それに、こんなに美しい男性と並び立つ自分を想像して恐ろしくなった。
「そんな、私みたいな地味なのがイーリス様のお隣に立つなんて……」
「は? 何言ってるのよ。ブランドのプロデューサーとデザイナーが一緒に出てなにがおかしいの?」
プロデューサーとデザイナー……カッコいい響きに思わずニヤけてしまいそうになる。周囲の目からは夜会に共に出ることは家族か恋人に見えるだろうが、たしかにブランド新作の宣伝と言えば許されるかもしれない。

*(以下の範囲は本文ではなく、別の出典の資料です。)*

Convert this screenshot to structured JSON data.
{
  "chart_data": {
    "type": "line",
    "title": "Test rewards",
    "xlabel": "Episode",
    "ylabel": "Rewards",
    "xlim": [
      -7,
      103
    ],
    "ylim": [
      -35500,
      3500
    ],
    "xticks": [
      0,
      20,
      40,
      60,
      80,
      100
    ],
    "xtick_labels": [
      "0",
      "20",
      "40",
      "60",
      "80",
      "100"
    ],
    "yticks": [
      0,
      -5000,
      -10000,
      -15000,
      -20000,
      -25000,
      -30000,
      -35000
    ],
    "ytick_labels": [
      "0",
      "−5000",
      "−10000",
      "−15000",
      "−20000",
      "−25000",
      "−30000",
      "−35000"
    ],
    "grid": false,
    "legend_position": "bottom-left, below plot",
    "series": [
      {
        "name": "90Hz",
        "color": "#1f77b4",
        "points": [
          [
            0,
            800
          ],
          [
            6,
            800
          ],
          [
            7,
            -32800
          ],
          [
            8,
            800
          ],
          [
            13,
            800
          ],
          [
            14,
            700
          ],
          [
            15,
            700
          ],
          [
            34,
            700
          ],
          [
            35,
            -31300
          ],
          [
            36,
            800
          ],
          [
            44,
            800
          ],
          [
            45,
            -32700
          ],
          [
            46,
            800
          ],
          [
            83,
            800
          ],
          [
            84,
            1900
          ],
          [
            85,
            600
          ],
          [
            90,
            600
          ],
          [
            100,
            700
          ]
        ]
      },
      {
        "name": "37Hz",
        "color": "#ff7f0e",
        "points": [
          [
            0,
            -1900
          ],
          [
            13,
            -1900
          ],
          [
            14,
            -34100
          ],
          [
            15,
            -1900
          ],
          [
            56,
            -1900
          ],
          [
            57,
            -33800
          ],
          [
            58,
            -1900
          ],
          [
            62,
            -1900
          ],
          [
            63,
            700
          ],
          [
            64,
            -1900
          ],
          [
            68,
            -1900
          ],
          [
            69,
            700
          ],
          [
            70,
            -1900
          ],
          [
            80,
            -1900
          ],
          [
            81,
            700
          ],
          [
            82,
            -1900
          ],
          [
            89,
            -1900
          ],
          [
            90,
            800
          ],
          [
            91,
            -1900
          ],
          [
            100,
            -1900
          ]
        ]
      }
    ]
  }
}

「それにアナタたまに自分のことを地味、地味っていうけど地味な格好してるからでしょ?素材はいいんだから磨けば光るわよ」
そう言ってイーリス様は私の頬に手を添える。突然接近されてドキドキしてしまう。
顔がどんどん近づいてきて……えっ?これは……
まさか、と思いつつも思わず目を瞑る。
「その前にスキンケアしないとお肌がカサカサよー!!ヤダー!!ナニコレー!!」
イーリス様の悲鳴があがった。
このお話はフィクションのため美容法については参考程度にお願いします。